Hou men engloba tantas figuras interessantes que a opção de nunca se afastar do drama central dos protagonistas deixa a sensação de possibilidades desperdiçadas. É fácil imaginar como se poderia alongar o filme maior ou, por que não, fazer dele uma novela. O retrato de diferentes experiencias é também o da cidade que habitam, onde se cruzam sacrifícios e esperanças, enganos e segundas oportunidades, partidas e encontros. Isto é visível nos pais biológicos de Ah Ling, um mulherengo incorrigível e uma jovem que vai no segundo divórcio e trabalha como dançarina num clube para se sustentar, ou no primo dos Tsui que vem de estudar em Inglaterra. Há sempre a tentação de cair no do moralismo, mas ela não triunfa no final ambíguo (nem triste nem feliz, e propenso a diferentes leituras).
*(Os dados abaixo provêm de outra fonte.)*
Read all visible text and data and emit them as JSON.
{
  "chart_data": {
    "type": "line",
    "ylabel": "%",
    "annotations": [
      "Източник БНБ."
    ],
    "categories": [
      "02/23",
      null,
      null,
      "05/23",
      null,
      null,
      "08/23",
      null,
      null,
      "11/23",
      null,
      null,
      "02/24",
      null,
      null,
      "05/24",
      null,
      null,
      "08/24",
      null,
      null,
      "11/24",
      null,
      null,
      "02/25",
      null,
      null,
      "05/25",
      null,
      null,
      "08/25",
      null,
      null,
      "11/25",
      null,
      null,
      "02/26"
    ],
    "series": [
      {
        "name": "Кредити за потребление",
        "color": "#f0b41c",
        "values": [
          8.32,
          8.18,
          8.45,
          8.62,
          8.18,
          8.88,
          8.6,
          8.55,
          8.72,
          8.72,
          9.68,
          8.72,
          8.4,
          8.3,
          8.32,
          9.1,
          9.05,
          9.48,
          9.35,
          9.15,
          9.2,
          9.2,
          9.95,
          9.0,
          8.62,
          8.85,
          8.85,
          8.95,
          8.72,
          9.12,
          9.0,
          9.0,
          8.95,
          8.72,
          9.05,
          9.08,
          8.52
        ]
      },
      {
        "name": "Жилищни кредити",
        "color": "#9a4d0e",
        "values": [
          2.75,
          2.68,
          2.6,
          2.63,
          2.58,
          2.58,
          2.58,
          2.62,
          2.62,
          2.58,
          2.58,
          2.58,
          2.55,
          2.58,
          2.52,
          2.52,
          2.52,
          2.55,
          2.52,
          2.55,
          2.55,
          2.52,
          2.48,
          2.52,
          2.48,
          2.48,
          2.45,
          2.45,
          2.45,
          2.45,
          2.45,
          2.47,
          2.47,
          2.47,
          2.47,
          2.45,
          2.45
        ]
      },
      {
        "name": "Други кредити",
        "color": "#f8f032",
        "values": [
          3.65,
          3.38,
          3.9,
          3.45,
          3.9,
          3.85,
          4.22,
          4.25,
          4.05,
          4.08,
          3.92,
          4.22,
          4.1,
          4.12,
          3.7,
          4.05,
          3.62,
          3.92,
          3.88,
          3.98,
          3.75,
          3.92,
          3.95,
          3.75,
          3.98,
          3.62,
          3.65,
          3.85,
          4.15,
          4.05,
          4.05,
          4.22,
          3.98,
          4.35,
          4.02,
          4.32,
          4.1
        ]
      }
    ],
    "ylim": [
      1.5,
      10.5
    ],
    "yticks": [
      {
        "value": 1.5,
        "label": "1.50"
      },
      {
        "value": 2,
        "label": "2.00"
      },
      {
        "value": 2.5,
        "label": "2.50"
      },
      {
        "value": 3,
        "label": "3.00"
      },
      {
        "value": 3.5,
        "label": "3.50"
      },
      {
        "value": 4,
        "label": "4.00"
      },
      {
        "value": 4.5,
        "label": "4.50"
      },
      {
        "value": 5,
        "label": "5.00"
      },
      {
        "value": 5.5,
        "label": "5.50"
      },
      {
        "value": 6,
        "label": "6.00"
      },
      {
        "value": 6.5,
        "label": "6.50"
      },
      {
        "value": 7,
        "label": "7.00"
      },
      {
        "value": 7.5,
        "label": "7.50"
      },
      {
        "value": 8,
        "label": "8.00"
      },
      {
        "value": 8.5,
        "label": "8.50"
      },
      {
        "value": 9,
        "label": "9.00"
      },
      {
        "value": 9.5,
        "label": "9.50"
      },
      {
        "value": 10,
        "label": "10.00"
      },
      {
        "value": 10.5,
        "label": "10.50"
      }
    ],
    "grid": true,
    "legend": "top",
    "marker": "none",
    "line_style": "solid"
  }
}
Ver Hou men hoje permite ligar este ignorado melodrama a uma série de dramas familiares seus contemporâneos e posteriores, quer em Hong Kong, quer em Taiwan, quer também noutros países asiáticos (sobretudo o Japão) – com os quais tem curiosos pontos em comum. Permite ainda reflectir no que separa este filme do que era produzido na China continental na mesma altura, e o que o une aos populares melodramas que ali são produzidos actualmente. Acima de tudo, Hou men é um exemplo curioso, pela sua imensa contenção, de uma certa modernidade chinesa recriada e revivida no cinema por uma enorme diáspora que ficou associada ao cinema do estúdio Shaw Brothers.